Microsoft’s smart assistant Cortana will helpfully let hackers change a password on locked computers, access data on the device and execute malicious code, a security researcher at cybersecurity company McAfee has revealed.
The vulnerability, patched Tuesday by Microsoft, is the result of default settings that enable the “Hey Cortana” voice activation from the lock screen.
As senior principle engineer at McAfee, Cedric Cochin puts it: “This led to some interesting behavior and ultimately vulnerabilities allowing arbitrary code execution.
How it Works
The vulnerability was submitted to Microsoft as part of the McAfee Labs Advanced Threat Research team’s responsible disclosure policy, on April 23.
Describing it in a detailed blog, Cochin said of his findings: “This will come as a surprise and lies at the core of all the issues we found, but simply typing while Cortana starts to listen to a query on a locked device will bring up a Windows contextual menu”.
Any user can type text into this menu, which searches the computer’s application index and its filesystem. By typing certain words, like “pas” (as in password), this search can bring up files containing this string in their file paths or inside the file itself.
Hovering the mouse over one of these search results can reveal the file’s location on disk, or the content of the file itself (big issue if the disclosed detail is a password).
Reaction from the Cybersecurity Community
Lane Thames, a senior security researcher at Tripwire, said in an emailed statement: “Let’s turn this around and ask: Was CVE-2018-8140 a ‘real’ vulnerability or was it just a design flaw? Should Cortana be listening when the screen/system is locked? Should it be listening if you put the computer to sleep?
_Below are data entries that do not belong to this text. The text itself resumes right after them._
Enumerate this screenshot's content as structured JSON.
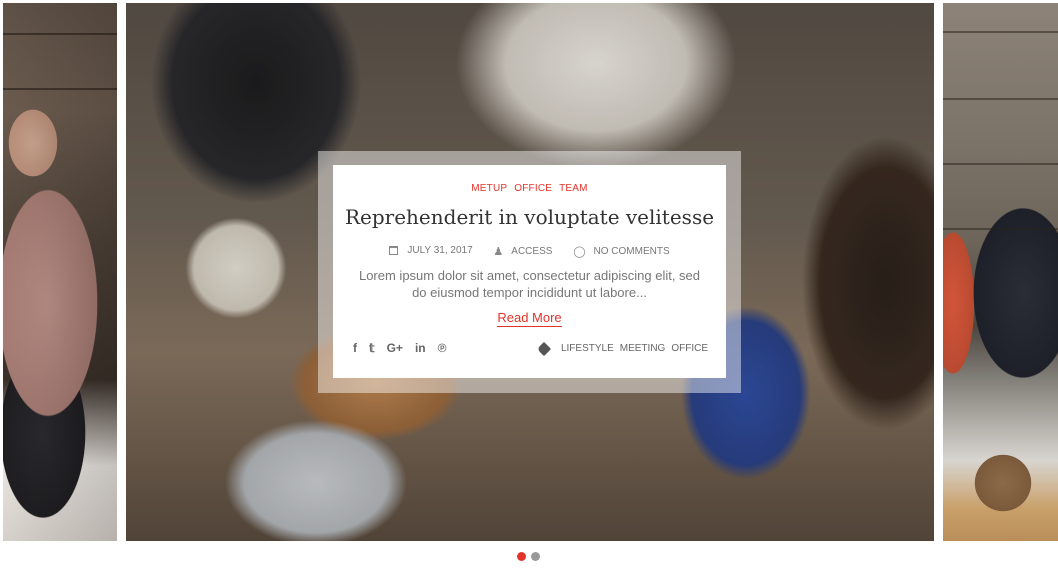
{
  "post": {
    "categories": [
      "METUP",
      "OFFICE",
      "TEAM"
    ],
    "title": "Reprehenderit in voluptate velitesse",
    "date": "JULY 31, 2017",
    "author": "ACCESS",
    "comments": "NO COMMENTS",
    "excerpt": "Lorem ipsum dolor sit amet, consectetur adipiscing elit, sed do eiusmod tempor incididunt ut labore...",
    "read_more": "Read More",
    "tags": [
      "LIFESTYLE",
      "MEETING",
      "OFFICE"
    ]
  },
  "social": [
    {
      "icon": "facebook-icon",
      "glyph": "f"
    },
    {
      "icon": "twitter-icon",
      "glyph": "𝕥"
    },
    {
      "icon": "google-plus-icon",
      "glyph": "G+"
    },
    {
      "icon": "linkedin-icon",
      "glyph": "in"
    },
    {
      "icon": "pinterest-icon",
      "glyph": "℗"
    }
  ],
  "slider": {
    "active_index": 0,
    "total": 2,
    "active_color": "#e5332a",
    "inactive_color": "#999999"
  },
  "colors": {
    "accent": "#e5332a",
    "title": "#333333",
    "text": "#777777"
  }
}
You’ll get different responses from different people who have different use cases.”
“For example, we could conceive of a scenario where we use ‘voice printing’ to authenticate a user who might be blind that needs Cortana to do something for him or her regardless of the system being locked or not. These are design details that are hard to solve universally. In this case, Cortana was doing things when the system was locked that it probably shouldn’t have been doing and Microsoft viewed it seriously enough to be a true vulnerability and not a simple design flaw.”
Scope for Dolphin Attacks?
Larry Trowell, associate principal consultant at Synopsys, added: “While a fix for the vulnerability has been issued, there are still other areas in which these assistants can be used to carry out an attack.”
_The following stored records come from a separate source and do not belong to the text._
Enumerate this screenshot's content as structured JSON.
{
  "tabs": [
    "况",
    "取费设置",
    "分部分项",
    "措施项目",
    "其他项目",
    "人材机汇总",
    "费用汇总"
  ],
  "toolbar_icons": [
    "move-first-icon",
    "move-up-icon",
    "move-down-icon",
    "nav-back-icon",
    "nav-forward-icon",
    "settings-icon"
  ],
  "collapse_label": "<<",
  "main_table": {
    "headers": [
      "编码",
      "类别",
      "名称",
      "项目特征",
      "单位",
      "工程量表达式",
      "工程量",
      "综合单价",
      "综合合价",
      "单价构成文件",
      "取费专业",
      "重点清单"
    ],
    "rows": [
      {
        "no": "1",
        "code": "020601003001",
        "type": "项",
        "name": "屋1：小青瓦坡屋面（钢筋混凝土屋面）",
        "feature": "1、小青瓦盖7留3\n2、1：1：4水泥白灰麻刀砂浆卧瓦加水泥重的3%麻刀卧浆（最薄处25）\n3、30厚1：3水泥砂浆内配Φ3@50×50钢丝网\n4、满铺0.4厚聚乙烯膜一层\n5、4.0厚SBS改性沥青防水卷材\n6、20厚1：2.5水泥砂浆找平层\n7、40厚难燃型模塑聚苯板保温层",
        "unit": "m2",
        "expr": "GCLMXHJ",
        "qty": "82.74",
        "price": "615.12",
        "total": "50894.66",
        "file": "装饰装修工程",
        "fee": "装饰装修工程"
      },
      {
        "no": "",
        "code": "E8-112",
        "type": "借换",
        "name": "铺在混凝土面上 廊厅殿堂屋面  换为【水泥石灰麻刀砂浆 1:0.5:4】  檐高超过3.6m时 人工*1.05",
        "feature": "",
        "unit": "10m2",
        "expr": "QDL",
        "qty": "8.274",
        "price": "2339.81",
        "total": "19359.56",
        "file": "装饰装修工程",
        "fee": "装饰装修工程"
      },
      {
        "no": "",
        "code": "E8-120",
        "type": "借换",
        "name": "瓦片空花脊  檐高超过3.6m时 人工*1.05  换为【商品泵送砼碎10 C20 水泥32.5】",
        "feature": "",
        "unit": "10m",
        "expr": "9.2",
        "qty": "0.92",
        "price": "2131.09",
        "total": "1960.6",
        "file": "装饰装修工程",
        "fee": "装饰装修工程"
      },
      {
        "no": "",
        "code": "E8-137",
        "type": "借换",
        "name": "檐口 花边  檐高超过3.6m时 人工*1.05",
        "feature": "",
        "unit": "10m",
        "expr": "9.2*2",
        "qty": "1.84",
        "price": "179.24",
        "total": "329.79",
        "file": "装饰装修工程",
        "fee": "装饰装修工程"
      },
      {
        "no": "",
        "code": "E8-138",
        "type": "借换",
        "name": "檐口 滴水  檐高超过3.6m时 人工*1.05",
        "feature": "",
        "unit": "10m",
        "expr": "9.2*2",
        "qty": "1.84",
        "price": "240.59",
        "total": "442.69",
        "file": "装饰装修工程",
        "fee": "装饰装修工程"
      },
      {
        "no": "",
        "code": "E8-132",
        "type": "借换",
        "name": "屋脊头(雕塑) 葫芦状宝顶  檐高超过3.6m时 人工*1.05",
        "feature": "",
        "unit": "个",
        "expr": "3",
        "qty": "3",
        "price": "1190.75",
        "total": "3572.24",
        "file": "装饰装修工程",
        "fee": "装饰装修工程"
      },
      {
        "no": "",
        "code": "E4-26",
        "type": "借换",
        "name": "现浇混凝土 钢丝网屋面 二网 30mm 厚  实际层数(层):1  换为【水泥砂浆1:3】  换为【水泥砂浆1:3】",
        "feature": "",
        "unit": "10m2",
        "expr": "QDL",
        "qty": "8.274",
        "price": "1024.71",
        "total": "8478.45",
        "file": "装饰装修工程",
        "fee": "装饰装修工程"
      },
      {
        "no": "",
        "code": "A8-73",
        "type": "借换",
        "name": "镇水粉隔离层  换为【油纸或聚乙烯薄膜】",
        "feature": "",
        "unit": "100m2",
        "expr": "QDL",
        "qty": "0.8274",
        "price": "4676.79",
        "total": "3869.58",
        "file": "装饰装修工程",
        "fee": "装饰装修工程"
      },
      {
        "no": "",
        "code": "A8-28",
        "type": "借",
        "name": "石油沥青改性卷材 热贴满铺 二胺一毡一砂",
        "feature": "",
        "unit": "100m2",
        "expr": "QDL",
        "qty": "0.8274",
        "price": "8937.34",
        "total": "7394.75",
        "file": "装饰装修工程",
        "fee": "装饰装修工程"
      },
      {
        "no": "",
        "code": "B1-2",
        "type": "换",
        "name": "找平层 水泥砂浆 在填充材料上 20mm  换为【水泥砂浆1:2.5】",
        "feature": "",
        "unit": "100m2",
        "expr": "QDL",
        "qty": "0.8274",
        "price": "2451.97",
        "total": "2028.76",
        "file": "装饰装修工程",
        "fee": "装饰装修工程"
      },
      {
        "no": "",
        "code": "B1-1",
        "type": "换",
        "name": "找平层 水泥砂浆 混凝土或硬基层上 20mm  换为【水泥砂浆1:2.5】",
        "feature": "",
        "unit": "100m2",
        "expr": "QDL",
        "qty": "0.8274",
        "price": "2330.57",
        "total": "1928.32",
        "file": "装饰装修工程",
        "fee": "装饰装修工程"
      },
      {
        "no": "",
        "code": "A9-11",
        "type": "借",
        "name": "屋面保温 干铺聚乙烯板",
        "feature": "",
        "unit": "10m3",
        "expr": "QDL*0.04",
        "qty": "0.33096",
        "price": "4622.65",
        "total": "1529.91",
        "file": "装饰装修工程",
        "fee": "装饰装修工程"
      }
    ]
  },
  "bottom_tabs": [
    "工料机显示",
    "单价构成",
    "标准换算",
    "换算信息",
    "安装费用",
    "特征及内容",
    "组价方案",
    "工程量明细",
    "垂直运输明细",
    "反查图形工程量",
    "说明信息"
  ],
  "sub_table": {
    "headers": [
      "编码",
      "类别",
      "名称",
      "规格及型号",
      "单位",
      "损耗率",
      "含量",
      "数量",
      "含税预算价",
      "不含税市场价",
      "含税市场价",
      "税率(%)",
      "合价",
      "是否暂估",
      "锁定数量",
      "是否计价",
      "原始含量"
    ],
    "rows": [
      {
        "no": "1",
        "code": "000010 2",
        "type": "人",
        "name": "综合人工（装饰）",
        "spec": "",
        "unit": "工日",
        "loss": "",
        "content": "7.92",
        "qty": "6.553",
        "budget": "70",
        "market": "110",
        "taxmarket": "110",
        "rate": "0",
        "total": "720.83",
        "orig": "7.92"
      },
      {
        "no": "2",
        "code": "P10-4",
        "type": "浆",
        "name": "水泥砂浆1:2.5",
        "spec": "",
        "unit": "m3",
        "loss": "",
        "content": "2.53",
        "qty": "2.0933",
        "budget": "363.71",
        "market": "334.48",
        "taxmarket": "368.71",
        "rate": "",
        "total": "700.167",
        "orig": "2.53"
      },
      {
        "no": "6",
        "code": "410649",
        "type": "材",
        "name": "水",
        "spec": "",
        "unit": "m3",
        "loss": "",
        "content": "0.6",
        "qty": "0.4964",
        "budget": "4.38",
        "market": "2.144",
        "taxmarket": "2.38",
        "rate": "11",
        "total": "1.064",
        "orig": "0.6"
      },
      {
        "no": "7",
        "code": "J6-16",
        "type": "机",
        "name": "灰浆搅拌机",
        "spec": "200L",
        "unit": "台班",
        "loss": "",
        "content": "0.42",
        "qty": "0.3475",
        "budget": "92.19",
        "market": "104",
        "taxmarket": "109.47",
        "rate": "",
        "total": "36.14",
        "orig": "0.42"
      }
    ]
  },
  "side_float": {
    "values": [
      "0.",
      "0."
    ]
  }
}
He added: “For example, I see no reason why the dolphin attacks (that came to light last year) triggering cell phone smart assistants to call numbers and launch apps couldn’t be modified to attack a distracted user. The software is neat, interesting, and fun to use. It also opens up a lot of areas that possibly haven’t been thought through properly.”
Clearly, meanwhile, if a malicious and skillful hacker is hanging about in your office or home having a chat with your computers’ voice assistant, then things are already pretty bad, but downloading Tuesday’s patches may be judicious.